Las estadísticas indican que las principales víctimas se encuentran en los rangos de edad de 18 a 29 años y de 30 a 59 años. Además, los departamentos de Olancho, Cortés y Yoro presentan los índices más altos de feminicidios, lo que revela la expansión de la violencia más allá de los grandes centros urbanos.
Una problemática que sigue en ascenso
Ayestas advirtió que la mayoría de estos casos responden a patrones de abuso y dominación. «Es grave porque la mayoría son feminicidios, es decir, un hombre en su condición de relaciones de poder le está quitando la vida a una mujer. Las enamoran, mantienen una relación con ellas, las agreden y luego las matan. Esto es lo que tiene que cambiar», enfatizó.
Las cifras comparativas reflejan un crecimiento preocupante en los casos de feminicidios. «Si comparamos con las estadísticas del año pasado, vemos un incremento. En los primeros dos meses de 2023 se reportaron 39 muertes violentas de mujeres, mientras que este año ya suman 45 en el mismo período», detalló la experta.

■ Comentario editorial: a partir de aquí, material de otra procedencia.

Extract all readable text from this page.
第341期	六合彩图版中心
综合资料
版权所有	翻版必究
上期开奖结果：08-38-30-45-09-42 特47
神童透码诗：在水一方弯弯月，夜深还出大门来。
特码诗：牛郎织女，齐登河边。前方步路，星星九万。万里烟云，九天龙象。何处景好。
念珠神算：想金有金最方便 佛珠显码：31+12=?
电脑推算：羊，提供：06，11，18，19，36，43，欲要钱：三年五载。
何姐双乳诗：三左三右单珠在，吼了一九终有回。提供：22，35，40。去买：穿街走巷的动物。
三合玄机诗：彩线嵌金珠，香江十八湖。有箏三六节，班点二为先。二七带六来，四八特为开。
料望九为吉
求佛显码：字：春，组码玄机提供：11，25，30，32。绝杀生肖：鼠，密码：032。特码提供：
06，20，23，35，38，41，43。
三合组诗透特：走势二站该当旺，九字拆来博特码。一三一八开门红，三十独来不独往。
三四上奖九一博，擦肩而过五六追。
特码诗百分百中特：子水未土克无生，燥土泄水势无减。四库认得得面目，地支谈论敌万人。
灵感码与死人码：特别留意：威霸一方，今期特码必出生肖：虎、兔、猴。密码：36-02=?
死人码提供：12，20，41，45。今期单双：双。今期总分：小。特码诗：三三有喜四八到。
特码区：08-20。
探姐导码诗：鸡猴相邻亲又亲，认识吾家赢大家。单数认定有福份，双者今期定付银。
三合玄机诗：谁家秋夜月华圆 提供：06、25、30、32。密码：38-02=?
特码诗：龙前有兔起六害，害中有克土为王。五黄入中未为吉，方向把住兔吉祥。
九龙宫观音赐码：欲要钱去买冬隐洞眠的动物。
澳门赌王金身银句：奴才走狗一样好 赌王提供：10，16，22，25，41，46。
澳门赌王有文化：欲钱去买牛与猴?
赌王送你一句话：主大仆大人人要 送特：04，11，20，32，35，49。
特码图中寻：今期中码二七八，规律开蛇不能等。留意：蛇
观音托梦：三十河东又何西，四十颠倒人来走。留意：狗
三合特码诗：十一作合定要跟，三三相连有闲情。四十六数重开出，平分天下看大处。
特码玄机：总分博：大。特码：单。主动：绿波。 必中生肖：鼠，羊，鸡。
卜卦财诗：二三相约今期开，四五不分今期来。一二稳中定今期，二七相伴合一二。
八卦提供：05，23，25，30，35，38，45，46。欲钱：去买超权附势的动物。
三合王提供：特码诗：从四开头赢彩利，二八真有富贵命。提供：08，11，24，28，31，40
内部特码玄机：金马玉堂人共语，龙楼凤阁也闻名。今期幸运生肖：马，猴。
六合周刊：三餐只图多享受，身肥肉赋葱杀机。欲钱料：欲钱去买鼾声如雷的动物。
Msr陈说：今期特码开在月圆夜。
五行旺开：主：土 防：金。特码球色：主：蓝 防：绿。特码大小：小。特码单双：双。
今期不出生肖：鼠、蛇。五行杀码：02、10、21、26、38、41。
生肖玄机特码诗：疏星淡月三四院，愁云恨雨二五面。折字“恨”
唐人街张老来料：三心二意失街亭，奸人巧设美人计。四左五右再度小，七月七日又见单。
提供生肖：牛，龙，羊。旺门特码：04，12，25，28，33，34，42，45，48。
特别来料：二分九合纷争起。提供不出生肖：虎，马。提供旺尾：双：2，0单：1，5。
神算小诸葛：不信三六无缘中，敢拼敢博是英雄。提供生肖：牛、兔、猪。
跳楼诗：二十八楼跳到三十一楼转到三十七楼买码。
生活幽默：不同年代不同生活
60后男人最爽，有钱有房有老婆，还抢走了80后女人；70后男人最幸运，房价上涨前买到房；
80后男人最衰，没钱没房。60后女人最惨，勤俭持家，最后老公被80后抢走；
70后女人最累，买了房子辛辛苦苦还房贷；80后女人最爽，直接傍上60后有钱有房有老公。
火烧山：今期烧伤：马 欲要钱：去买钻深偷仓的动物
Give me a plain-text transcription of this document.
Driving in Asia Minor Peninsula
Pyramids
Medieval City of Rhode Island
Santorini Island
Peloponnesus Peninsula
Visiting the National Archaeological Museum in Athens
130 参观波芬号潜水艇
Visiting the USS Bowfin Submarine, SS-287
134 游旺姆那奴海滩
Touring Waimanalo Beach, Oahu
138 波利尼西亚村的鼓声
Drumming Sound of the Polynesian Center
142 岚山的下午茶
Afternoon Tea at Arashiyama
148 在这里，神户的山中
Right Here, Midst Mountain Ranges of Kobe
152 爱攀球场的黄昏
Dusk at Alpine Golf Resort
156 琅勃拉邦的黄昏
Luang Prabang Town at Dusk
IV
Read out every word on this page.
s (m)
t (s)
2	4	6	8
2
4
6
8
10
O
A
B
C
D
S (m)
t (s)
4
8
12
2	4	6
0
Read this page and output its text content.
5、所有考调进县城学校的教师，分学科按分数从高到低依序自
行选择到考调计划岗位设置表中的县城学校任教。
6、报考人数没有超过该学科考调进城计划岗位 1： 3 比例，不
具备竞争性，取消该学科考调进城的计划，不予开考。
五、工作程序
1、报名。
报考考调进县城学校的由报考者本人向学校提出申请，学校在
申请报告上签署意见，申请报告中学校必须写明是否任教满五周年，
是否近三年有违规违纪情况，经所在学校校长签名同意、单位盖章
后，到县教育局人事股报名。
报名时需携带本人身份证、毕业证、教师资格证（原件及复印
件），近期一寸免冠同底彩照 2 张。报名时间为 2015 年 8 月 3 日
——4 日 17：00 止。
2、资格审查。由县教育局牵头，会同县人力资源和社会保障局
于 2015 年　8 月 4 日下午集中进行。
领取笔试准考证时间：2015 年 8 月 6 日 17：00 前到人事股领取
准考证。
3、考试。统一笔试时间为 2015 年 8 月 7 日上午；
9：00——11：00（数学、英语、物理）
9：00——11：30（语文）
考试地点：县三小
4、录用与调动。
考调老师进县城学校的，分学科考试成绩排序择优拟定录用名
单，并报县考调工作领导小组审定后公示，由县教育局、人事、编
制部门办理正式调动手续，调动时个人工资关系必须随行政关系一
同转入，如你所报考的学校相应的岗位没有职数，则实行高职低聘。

Ante este panorama, Ayestas instó a las autoridades a fortalecer la investigación y judicialización de los casos. «Estamos sobrepasando el número de víctimas. Es urgente que las autoridades actúen, porque si no se manda un mensaje claro de que la violencia contra las mujeres no será tolerada, difícilmente podremos erradicar este problema», advirtió.
La necesidad de un enfoque integral
La violencia de género se ha expandido incluso a municipios que anteriormente no registraban este tipo de delitos, como Lempira y Santa Bárbara. Esto, según Ayestas, evidencia la urgencia de adoptar medidas más allá del estado de excepción, optando por una estrategia de seguridad integral.
«Más que estados de excepción, necesitamos políticas de seguridad que trabajen no solo en el control del delito, sino en la prevención. Es fundamental enseñar a niños y niñas que la violencia no es aceptable», propuso la coordinadora del ONV-UNAH.
Finalmente, enfatizó la importancia de inculcar valores desde la familia, la escuela y la comunidad. «No ser violentos ayudará mucho, pero esto debe fomentarse en espacios fundamentales como la familia, la iglesia y la escuela. Es necesario educar en el respeto para cambiar esta sociedad», concluyó Ayestas.